Сколько лет ей – не знаю, может быть и тридцать, и сорок, но не могу выкать, ей – никак.
– А... – она хочет высказать вслух какое-нибудь невинное объяснение, которое позволит ей вот так запросто войти в чужую калитку. Но понимает, что слова не нужны, и отводит взгляд.
Калитка закрывается, едва слышно шуршат письма в прибитом к ней почтовом ящике – словно бабочки в банке. Пишут, наверное, прежним жильцам. Я все забываю их вынуть да спрятать: не до того. Моя гостья мнется на дорожке. Хочет еще, чтоб ее уговаривали.
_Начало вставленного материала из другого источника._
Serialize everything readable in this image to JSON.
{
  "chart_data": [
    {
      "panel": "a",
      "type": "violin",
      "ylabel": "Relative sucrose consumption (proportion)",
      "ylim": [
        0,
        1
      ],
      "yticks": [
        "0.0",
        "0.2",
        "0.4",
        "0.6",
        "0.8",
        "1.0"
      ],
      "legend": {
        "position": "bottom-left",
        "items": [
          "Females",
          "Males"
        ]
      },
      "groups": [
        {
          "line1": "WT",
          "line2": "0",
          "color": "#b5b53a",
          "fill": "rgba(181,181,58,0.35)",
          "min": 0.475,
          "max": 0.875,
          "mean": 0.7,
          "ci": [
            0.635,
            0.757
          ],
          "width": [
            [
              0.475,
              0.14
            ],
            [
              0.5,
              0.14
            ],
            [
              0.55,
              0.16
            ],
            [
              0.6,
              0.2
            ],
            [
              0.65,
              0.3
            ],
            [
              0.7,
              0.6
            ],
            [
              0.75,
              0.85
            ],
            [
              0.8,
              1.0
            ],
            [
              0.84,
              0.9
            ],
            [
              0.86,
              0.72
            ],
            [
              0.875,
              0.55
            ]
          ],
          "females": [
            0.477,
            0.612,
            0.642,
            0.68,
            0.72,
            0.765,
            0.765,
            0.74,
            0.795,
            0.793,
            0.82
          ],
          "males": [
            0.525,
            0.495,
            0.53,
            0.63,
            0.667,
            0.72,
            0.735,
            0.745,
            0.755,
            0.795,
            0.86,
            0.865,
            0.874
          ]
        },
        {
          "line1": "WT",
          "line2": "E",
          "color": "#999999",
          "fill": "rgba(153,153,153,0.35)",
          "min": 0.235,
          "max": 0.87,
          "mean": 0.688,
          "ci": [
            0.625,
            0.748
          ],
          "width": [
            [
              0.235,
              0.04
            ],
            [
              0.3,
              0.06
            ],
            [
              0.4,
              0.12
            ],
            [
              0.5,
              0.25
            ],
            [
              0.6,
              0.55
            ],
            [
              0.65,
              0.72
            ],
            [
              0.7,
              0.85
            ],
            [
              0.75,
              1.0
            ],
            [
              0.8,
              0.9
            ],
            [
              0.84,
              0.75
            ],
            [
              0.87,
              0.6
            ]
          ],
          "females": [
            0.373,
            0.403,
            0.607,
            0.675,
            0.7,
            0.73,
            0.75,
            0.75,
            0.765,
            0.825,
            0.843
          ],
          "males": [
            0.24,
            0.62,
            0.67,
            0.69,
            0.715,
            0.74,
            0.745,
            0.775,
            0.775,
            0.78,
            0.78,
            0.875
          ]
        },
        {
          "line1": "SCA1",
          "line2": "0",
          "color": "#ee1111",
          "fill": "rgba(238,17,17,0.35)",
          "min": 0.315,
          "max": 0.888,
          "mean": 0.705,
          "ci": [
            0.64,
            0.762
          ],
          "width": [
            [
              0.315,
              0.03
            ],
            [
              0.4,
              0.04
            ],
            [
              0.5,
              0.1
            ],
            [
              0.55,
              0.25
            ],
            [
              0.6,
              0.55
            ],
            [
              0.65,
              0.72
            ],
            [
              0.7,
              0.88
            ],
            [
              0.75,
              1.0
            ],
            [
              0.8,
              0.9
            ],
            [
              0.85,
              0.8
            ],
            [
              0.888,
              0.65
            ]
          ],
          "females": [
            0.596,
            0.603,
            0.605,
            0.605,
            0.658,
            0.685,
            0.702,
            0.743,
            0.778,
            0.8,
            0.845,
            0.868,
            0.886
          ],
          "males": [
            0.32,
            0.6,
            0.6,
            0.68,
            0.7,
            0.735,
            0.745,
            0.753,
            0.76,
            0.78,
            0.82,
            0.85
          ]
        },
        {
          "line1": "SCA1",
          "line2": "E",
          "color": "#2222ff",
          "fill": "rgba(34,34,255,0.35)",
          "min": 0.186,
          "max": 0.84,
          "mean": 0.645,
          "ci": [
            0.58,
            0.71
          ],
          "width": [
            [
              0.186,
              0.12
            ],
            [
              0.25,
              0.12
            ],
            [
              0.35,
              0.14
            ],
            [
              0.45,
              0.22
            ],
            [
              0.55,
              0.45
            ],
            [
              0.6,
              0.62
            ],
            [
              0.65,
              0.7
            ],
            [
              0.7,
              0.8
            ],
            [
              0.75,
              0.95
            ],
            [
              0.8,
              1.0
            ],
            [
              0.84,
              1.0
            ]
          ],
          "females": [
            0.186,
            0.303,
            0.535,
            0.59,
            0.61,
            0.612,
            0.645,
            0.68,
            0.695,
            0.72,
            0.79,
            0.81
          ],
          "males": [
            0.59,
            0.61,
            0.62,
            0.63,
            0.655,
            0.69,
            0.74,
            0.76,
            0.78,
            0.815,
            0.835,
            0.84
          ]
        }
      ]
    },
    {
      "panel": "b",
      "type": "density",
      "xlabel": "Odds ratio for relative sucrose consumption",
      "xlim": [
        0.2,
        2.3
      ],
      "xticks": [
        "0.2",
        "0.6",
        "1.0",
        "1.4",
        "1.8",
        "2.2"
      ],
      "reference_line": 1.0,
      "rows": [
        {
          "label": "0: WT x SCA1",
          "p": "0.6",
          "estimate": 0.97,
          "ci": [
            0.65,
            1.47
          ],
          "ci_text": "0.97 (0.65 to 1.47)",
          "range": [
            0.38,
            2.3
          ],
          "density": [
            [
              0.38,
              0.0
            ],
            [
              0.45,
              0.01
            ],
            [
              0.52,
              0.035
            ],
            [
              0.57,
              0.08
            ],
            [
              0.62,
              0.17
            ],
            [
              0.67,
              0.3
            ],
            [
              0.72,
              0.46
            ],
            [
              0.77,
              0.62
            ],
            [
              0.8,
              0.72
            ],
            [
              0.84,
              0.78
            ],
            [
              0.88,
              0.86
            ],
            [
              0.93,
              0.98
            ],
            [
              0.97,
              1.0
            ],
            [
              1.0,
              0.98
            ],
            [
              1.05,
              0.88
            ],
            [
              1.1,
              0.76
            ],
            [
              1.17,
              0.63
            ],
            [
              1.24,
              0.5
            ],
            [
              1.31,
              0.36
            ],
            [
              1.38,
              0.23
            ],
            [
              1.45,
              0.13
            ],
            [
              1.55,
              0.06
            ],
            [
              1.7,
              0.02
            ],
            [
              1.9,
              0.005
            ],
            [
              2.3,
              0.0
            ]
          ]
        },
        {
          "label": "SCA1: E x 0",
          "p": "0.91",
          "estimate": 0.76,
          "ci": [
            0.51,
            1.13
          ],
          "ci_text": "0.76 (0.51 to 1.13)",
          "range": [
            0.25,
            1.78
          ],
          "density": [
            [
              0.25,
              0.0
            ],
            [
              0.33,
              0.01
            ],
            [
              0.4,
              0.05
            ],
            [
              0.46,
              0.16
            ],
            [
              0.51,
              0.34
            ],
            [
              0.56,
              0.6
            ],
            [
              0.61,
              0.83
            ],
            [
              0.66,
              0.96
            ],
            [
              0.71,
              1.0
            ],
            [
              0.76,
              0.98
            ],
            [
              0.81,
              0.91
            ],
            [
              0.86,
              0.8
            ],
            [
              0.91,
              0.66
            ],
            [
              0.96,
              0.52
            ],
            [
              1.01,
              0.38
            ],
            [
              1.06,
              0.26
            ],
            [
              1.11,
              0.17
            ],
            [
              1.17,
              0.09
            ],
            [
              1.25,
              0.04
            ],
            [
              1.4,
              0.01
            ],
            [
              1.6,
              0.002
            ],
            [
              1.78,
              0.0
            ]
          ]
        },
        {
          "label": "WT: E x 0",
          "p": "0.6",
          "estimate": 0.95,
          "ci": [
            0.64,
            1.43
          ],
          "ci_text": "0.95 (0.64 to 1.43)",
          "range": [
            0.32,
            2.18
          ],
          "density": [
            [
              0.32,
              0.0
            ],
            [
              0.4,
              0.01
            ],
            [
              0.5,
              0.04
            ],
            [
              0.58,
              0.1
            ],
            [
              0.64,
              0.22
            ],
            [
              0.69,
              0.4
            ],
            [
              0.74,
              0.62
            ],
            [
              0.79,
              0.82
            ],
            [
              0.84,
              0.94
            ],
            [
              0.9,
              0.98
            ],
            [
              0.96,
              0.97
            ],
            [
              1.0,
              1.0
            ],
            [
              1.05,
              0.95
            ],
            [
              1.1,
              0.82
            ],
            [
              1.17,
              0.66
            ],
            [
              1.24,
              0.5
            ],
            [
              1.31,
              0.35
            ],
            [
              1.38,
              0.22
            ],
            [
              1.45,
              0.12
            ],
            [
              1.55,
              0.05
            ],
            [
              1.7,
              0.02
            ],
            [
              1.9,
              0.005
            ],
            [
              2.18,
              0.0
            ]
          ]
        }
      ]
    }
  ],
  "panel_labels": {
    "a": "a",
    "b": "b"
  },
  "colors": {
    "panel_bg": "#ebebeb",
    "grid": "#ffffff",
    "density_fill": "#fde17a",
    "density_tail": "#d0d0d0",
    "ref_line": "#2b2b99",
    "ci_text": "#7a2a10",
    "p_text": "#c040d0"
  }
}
– Много тут у вас таких ходит, да? – глядит из-под косой челки. Да, ей около тридцати, плюс-минус. Но дите дитем.
Я отвечаю честно:
– Много.
Чай мы пьем васильковый. Гостья откинулась на спинку кресла и, положив ногу на ногу, обняв пальцами чашку, глядит, щурясь, как плывут облака, розовея к закату.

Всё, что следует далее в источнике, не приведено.